だが、実際は、日本語の原型である、大和言葉を使用すれば、宗教とか、信仰という言葉を使わず、説明出来るのである。


矢張り、西洋思想、哲学を意識して、宗教、信仰と言う言葉を使うのである。


でなければ、彼ら、キリスト教白人には、理解出来ないからである。


つまり、日本の書き手は、日本人だけではなく、欧米人に向けても、発信したと言える。

それは、それで、良いことだった。


そに付け加えれば、本来、日本の精神を理解してもらうには、一番早いのは、日本語を学習してもらうことである。


日本語は、日本の精神の凝縮である。

そこから、更に、大和言葉への理解を促せば、より日本の精神を理解してもらえるのである。


漢字かな交じり、そしてカタカナと、日本語の世界は実に、広い。

世界で、唯一の言語発展を遂げたと言える。


さて、続けると、信仰の心境さえも、和歌で詠むという日本人である。


鎌倉仏教の祖師たちをはじめ、僧侶の中では、和歌を芸術活動として、嫌ったが、結果的には、その人たちも、和歌を詠むという事態になっている。

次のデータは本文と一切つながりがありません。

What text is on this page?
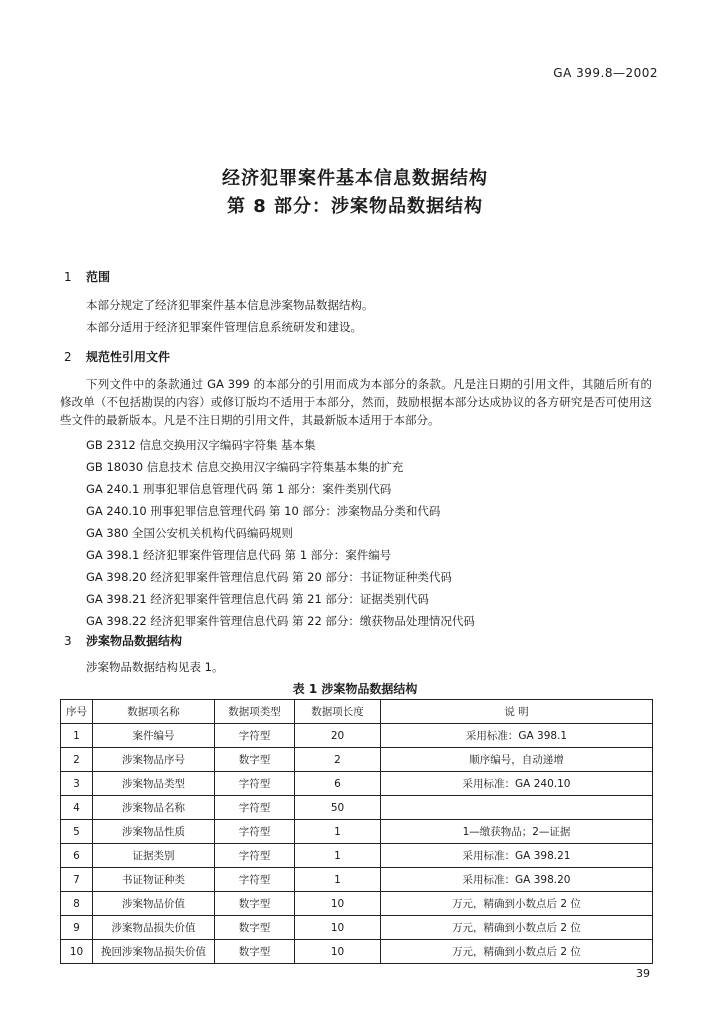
GA 399.8—2002
经济犯罪案件基本信息数据结构
第 8 部分：涉案物品数据结构
1 范围
本部分规定了经济犯罪案件基本信息涉案物品数据结构。
本部分适用于经济犯罪案件管理信息系统研发和建设。
2 规范性引用文件
下列文件中的条款通过 GA 399 的本部分的引用而成为本部分的条款。凡是注日期的引用文件，其随后所有的修改单（不包括勘误的内容）或修订版均不适用于本部分，然而，鼓励根据本部分达成协议的各方研究是否可使用这些文件的最新版本。凡是不注日期的引用文件，其最新版本适用于本部分。
GB 2312 信息交换用汉字编码字符集 基本集
GB 18030 信息技术 信息交换用汉字编码字符集基本集的扩充
GA 240.1 刑事犯罪信息管理代码 第 1 部分：案件类别代码
GA 240.10 刑事犯罪信息管理代码 第 10 部分：涉案物品分类和代码
GA 380 全国公安机关机构代码编码规则
GA 398.1 经济犯罪案件管理信息代码 第 1 部分：案件编号
GA 398.20 经济犯罪案件管理信息代码 第 20 部分：书证物证种类代码
GA 398.21 经济犯罪案件管理信息代码 第 21 部分：证据类别代码
GA 398.22 经济犯罪案件管理信息代码 第 22 部分：缴获物品处理情况代码
3 涉案物品数据结构
涉案物品数据结构见表 1。
表 1 涉案物品数据结构
序号	数据项名称	数据项类型	数据项长度	说 明
1	案件编号	字符型	20	采用标准：GA 398.1
2	涉案物品序号	数字型	2	顺序编号，自动递增
3	涉案物品类型	字符型	6	采用标准：GA 240.10
4	涉案物品名称	字符型	50	
5	涉案物品性质	字符型	1	1—缴获物品；2—证据
6	证据类别	字符型	1	采用标准：GA 398.21
7	书证物证种类	字符型	1	采用标准：GA 398.20
8	涉案物品价值	数字型	10	万元，精确到小数点后 2 位
9	涉案物品损失价值	数字型	10	万元，精确到小数点后 2 位
10	挽回涉案物品损失价值	数字型	10	万元，精确到小数点后 2 位
39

つまり、どれほど、激しい宗教行為をしても、日本人の場合は、和歌にすることで、何かを取り戻すのであるる


その、何か、とは、日本のこころ、である。

その、日本のこころ、を、日本教と言っても、いいのだろう。


そうでなければ、日本人でいる必要がない。

と、私は断定する。


さて、話を続ける。


山や河、草や花、鳥や獣、それらはみな人間の仲間である。本質的に異なるところがあるとすれば、人間は己の生きていることの自覚をもつこと、すなわち「あはれ」を覚えるという点である。

磯部


人のみにもあらず、禽獣に至るまで、有情のものはみな其声に歌ある也

本居宣長


と、そのように考えるのである。

欧米人は、全く、そんな考えは無い。

何せ、生きとし生きるものの、すべてが、創造主である神から、人間に与えられたものであり、人間が、それを支配するという、実に傲慢不遜な考え方である。

勿論、彼らは、それが傲慢不遜であるとは、全く考えない。


如何に、日本人の感覚と違うかという、ことである。


「あはれ」という有情のものの根本的なこころのうごきの次元で、日本人は天地万物と共存共生しているということは承認しておきたいのである。

磯部


草木、獣には、有情は無いのか・・・

実は、あるのである。


有情があるから、芭蕉は、松のことは松に、竹のことは、竹に学べと言う。

松になり、竹になることが、出来るのである、日本人は。


日本人は、究極的には、和歌でのみ表現しうるような生き方をすると、判断する。

それでは、現在の人たちは、和歌を詠むかといえば、その教育がないゆえに、和歌、短歌を詠むことが、出来ない。


平安期の教育では、歌詠みが教えらていた。

当然である。


何せ、一般人でも、歌詠みが出来るようになった、日本である。

その証拠は、万葉集である。


天皇から、遊女、乞食に至るまで、歌詠みをした。

そして、歌詠みの世界は、驚くべきことに、平等なのである。


これは、世界で唯一のことである。

身分の差は、歌の世界には、存在しないのである。